It costs you $10 to draw a sample of size n=1 and measure the attribute of interest. You have a budget of $1,200.
a. Do you have sufficient funds to estimate the population mean for the attribute of interest with a 95% confidence interval 4 units in width? Assume stdeviation(sigma) =12
b. If a 90& confidence level were used would your answer to part a change? explain.
It costs you $10 to draw a sample of size n=1 and measure the attribute of interest. You have a budget of $1,200.
a. Do you have sufficient funds to estimate the population mean for the attribute of interest with a 95% confidence interval 4 units in width? Assume stdeviation(sigma) =12
b. If a 90& confidence level were used would your answer to part a change? explain.
To answer part a, we need to calculate the required sample size to estimate the population mean with a 95% confidence interval of 4 units in width.
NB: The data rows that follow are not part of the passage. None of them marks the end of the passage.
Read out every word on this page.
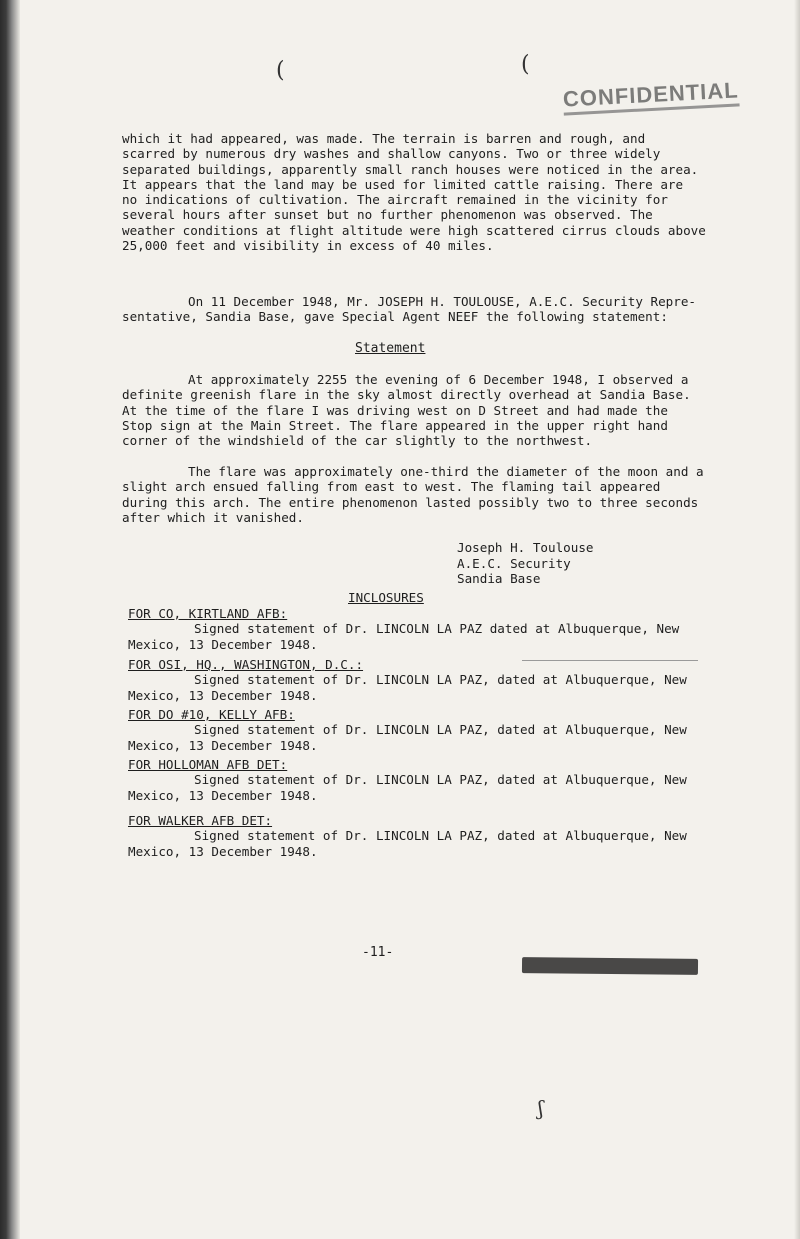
(	(
CONFIDENTIAL
which it had appeared, was made. The terrain is barren and rough, and
scarred by numerous dry washes and shallow canyons. Two or three widely
separated buildings, apparently small ranch houses were noticed in the area.
It appears that the land may be used for limited cattle raising. There are
no indications of cultivation. The aircraft remained in the vicinity for
several hours after sunset but no further phenomenon was observed. The
weather conditions at flight altitude were high scattered cirrus clouds above
25,000 feet and visibility in excess of 40 miles.
On 11 December 1948, Mr. JOSEPH H. TOULOUSE, A.E.C. Security Repre-
sentative, Sandia Base, gave Special Agent NEEF the following statement:
Statement
At approximately 2255 the evening of 6 December 1948, I observed a
definite greenish flare in the sky almost directly overhead at Sandia Base.
At the time of the flare I was driving west on D Street and had made the
Stop sign at the Main Street. The flare appeared in the upper right hand
corner of the windshield of the car slightly to the northwest.
The flare was approximately one-third the diameter of the moon and a
slight arch ensued falling from east to west. The flaming tail appeared
during this arch. The entire phenomenon lasted possibly two to three seconds
after which it vanished.
Joseph H. Toulouse
A.E.C. Security
Sandia Base
INCLOSURES
FOR CO, KIRTLAND AFB:
Signed statement of Dr. LINCOLN LA PAZ dated at Albuquerque, New
Mexico, 13 December 1948.
FOR OSI, HQ., WASHINGTON, D.C.:
Signed statement of Dr. LINCOLN LA PAZ, dated at Albuquerque, New
Mexico, 13 December 1948.
FOR DO #10, KELLY AFB:
Signed statement of Dr. LINCOLN LA PAZ, dated at Albuquerque, New
Mexico, 13 December 1948.
FOR HOLLOMAN AFB DET:
Signed statement of Dr. LINCOLN LA PAZ, dated at Albuquerque, New
Mexico, 13 December 1948.
FOR WALKER AFB DET:
Signed statement of Dr. LINCOLN LA PAZ, dated at Albuquerque, New
Mexico, 13 December 1948.
-11-
ʃ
To calculate the required sample size, we can use the formula:
n = (Z * sigma / E)^2
Where:
n = required sample size
Z = Z-score corresponding to the desired confidence level (for 95% confidence level, Z = 1.96)
sigma = standard deviation of the population
E = margin of error (half the desired confidence interval width)
In this case, we want the confidence interval width to be 4 units. So the margin of error (E) is 4/2 = 2. Also, the given standard deviation is sigma = 12.
Plugging the values into the formula:
n = (1.96 * 12 / 2)^2
n = (23.52)^2
n ≈ 553
Therefore, we would need a sample size of approximately 553 to estimate the population mean with a 95% confidence interval of 4 units in width.
Now, to answer part b, if a 90% confidence level were used instead of 95%, the Z-score value would change. For a 90% confidence level, the Z-score is 1.645.
Using the same formula as before, but with the new Z-score:
n = (1.645 * 12 / 2)^2
n = (19.74)^2
n ≈ 389
Therefore, with a 90% confidence level and the same desired confidence interval width of 4 units, we would need a sample size of approximately 389.
In conclusion, for part a, since the required sample size is approximately 553 and your budget is $1,200, you have sufficient funds to estimate the population mean with a 95% confidence interval of 4 units in width.
For part b, even if the confidence level changes to 90%, the answer would remain the same as the required sample size is still less than the budgeted amount.